M. Alain Fauconnier attire l'attention de M. le ministre du travail, de l'emploi et de la santé sur le devenir de la profession de visiteur médical. L'une des mesures préconisées par l'inspection générale des affaires sociales (IGAS) dans son rapport publié mardi 21 juin, pour "une réforme d'envergure de la pharmacovigilance", comporte en effet la suppression des visiteurs médicaux. Or ces représentants des laboratoires pharmaceutiques, qui se rendent dans les hôpitaux, les pharmacies et les cabinets pour présenter les médicaments produits par leur société et inciter les professionnels à les prescrire, doivent avoir quelque utilité. Il lui demande en conséquence de lui indiquer la position du Gouvernement sur cette mesure, si elle était par lui retenue.

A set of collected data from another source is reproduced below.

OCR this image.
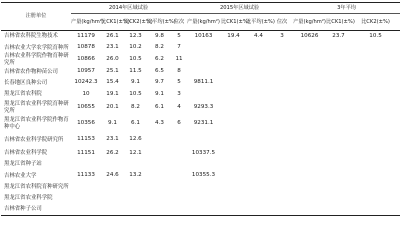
注册单位	2014年区域试验					2015年区域试验				3年平均		
	产量(kg/hm²)	比CK1(±%)	比CK2(±%)	比平均(±%)	位次	产量(kg/hm²)	比CK1(±%)	比平均(±%)	位次	产量(kg/hm²)	比CK1(±%)	比CK2(±%)
吉林省农科院生物技术	11179	26.1	12.3	9.8	5	10163	19.4	4.4	3	10626	23.7	10.5
吉林农业大学农学院育种所	10878	23.1	10.2	8.2	7							
吉林农业科学院作物育种研究所	10866	26.0	10.5	6.2	11							
吉林省农作物种苗公司	10957	25.1	11.5	6.5	8							
长春地区良种公司	10242.3	15.4	9.1	9.7	5	9811.1						
黑龙江省农科院	10	19.1	10.5	9.1	3							
黑龙江省农业科学院育种研究所	10655	20.1	8.2	6.1	4	9293.3						
黑龙江省农业科学院作物育种中心	10356	9.1	6.1	4.3	6	9231.1						
吉林省农业科学院研究所	11153	23.1	12.6									
吉林省农业科学院	11151	26.2	12.1			10337.5						
黑龙江省种子站												
吉林农业大学	11133	24.6	13.2			10355.3						
黑龙江省农科院育种研究所												
黑龙江省农业科学院												
吉林省种子公司												
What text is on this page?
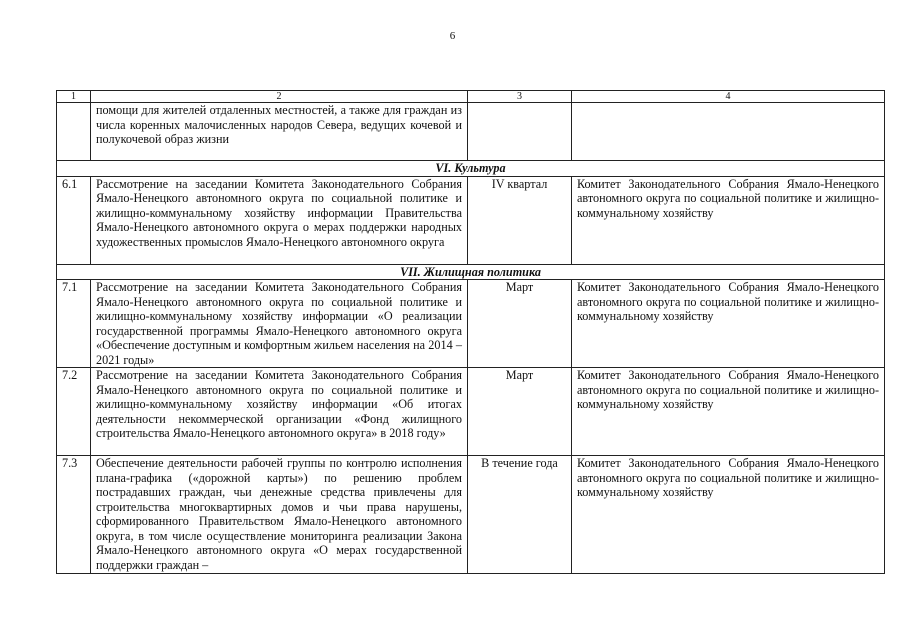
6
1	2	3	4
	помощи для жителей отдаленных местностей, а также для граждан из числа коренных малочисленных народов Севера, ведущих кочевой и полукочевой образ жизни		
VI. Культура			
6.1	Рассмотрение на заседании Комитета Законодательного Собрания Ямало-Ненецкого автономного округа по социальной политике и жилищно-коммунальному хозяйству информации Правительства Ямало-Ненецкого автономного округа о мерах поддержки народных художественных промыслов Ямало-Ненецкого автономного округа	IV квартал	Комитет Законодательного Собрания Ямало-Ненецкого автономного округа по социальной политике и жилищно-коммунальному хозяйству
VII. Жилищная политика			
7.1	Рассмотрение на заседании Комитета Законодательного Собрания Ямало-Ненецкого автономного округа по социальной политике и жилищно-коммунальному хозяйству информации «О реализации государственной программы Ямало-Ненецкого автономного округа «Обеспечение доступным и комфортным жильем населения на 2014 – 2021 годы»	Март	Комитет Законодательного Собрания Ямало-Ненецкого автономного округа по социальной политике и жилищно-коммунальному хозяйству
7.2	Рассмотрение на заседании Комитета Законодательного Собрания Ямало-Ненецкого автономного округа по социальной политике и жилищно-коммунальному хозяйству информации «Об итогах деятельности некоммерческой организации «Фонд жилищного строительства Ямало-Ненецкого автономного округа» в 2018 году»	Март	Комитет Законодательного Собрания Ямало-Ненецкого автономного округа по социальной политике и жилищно-коммунальному хозяйству
7.3	Обеспечение деятельности рабочей группы по контролю исполнения плана-графика («дорожной карты») по решению проблем пострадавших граждан, чьи денежные средства привлечены для строительства многоквартирных домов и чьи права нарушены, сформированного Правительством Ямало-Ненецкого автономного округа, в том числе осуществление мониторинга реализации Закона Ямало-Ненецкого автономного округа «О мерах государственной поддержки граждан –	В течение года	Комитет Законодательного Собрания Ямало-Ненецкого автономного округа по социальной политике и жилищно-коммунальному хозяйству
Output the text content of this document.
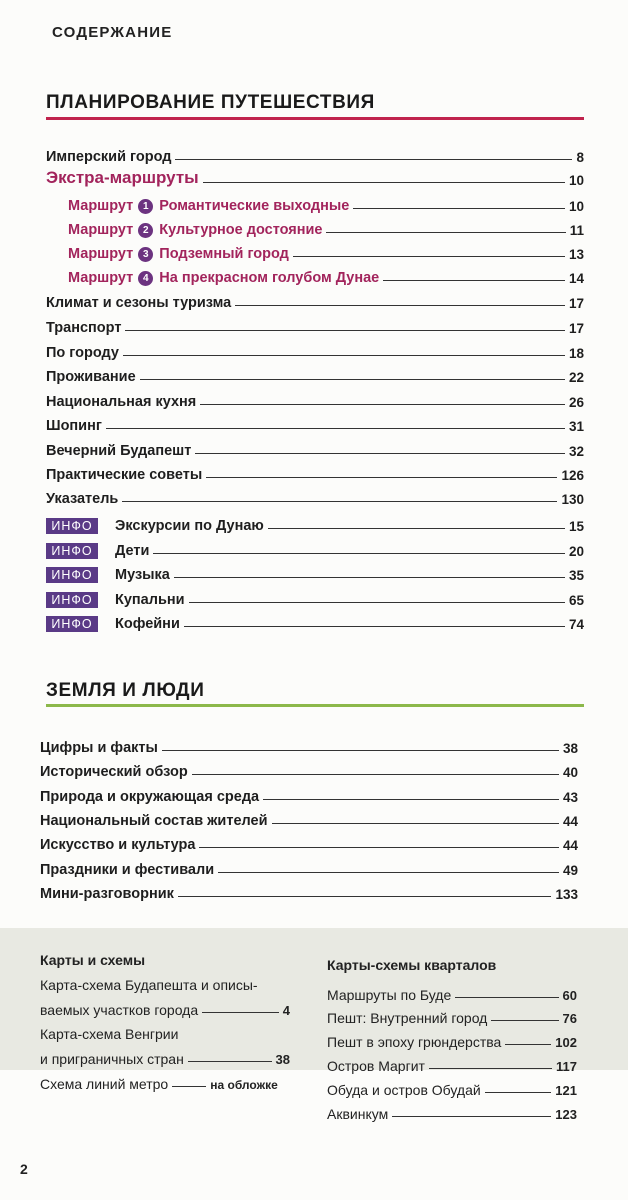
СОДЕРЖАНИЕ
ПЛАНИРОВАНИЕ ПУТЕШЕСТВИЯ
Имперский город	8
Экстра-маршруты	10
Маршрут 1 Романтические выходные	10
Маршрут 2 Культурное достояние	11
Маршрут 3 Подземный город	13
Маршрут 4 На прекрасном голубом Дунае	14
Климат и сезоны туризма	17
Транспорт	17
По городу	18
Проживание	22
Национальная кухня	26
Шопинг	31
Вечерний Будапешт	32
Практические советы	126
Указатель	130
ИНФО Экскурсии по Дунаю	15
ИНФО Дети	20
ИНФО Музыка	35
ИНФО Купальни	65
ИНФО Кофейни	74
ЗЕМЛЯ И ЛЮДИ
Цифры и факты	38
Исторический обзор	40
Природа и окружающая среда	43
Национальный состав жителей	44
Искусство и культура	44
Праздники и фестивали	49
Мини-разговорник	133
Карты и схемы
Карта-схема Будапешта и описы-
ваемых участков города	4
Карта-схема Венгрии
и приграничных стран	38
Схема линий метро	на обложке
Карты-схемы кварталов
Маршруты по Буде	60
Пешт: Внутренний город	76
Пешт в эпоху грюндерства	102
Остров Маргит	117
Обуда и остров Обудай	121
Аквинкум	123
2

Réponse du Ministère du travail, de l'emploi et de la santé

publiée dans le JO Sénat du 03/11/2011 - page 2809

La recommandation de l'inspection générale des affaires sociales (IGAS) dans son rapport sur la pharmacovigilance et la gouvernance de la chaîne du médicament, publié le 21 juin 2011, d'interdire la visite médicale, ne peut pas être suivie car elle est contraire au droit communautaire sur les entreprises et nécessiterait, au préalable, une modification de la directive 2001/83/CE, relative aux médicaments à usage humain. Néanmoins, afin de renforcer l'encadrement de la visite médicale et d'améliorer la publicité véhiculée par le visiteur médical, le projet de loi relatif au renforcement de la sécurité sanitaire du médicament et des produits de santé, présenté au conseil des ministres du 1er août 2011 et adopté en première lecture par l'Assemblée nationale le 4 octobre 2011, propose, dans son article 19, de lancer une expérimentation de la visite médicale exercée dans les établissements de santé, afin que la visite ne soit plus réalisée dans le cadre d'entretien individuel mais dans un cadre collectif, c'est-à-dire devant plusieurs professionnels de santé. Ce dispositif expérimental ne pourra excéder deux ans ; ses modalités pratiques seront définies par convention entre chaque établissement de santé et les industriels. Le Gouvernement réalisera une évaluation de cette expérimentation et remettra un rapport au Parlement avant le 1er janvier 2013 avec une proposition, le cas échéant, visant à pérenniser le dispositif et à l'étendre aux professionnels de santé exerçant en ville. Par ailleurs, l'article 18 du projet de loi précité prévoit un contrôle a priori de la publicité destinée aux professionnels de santé.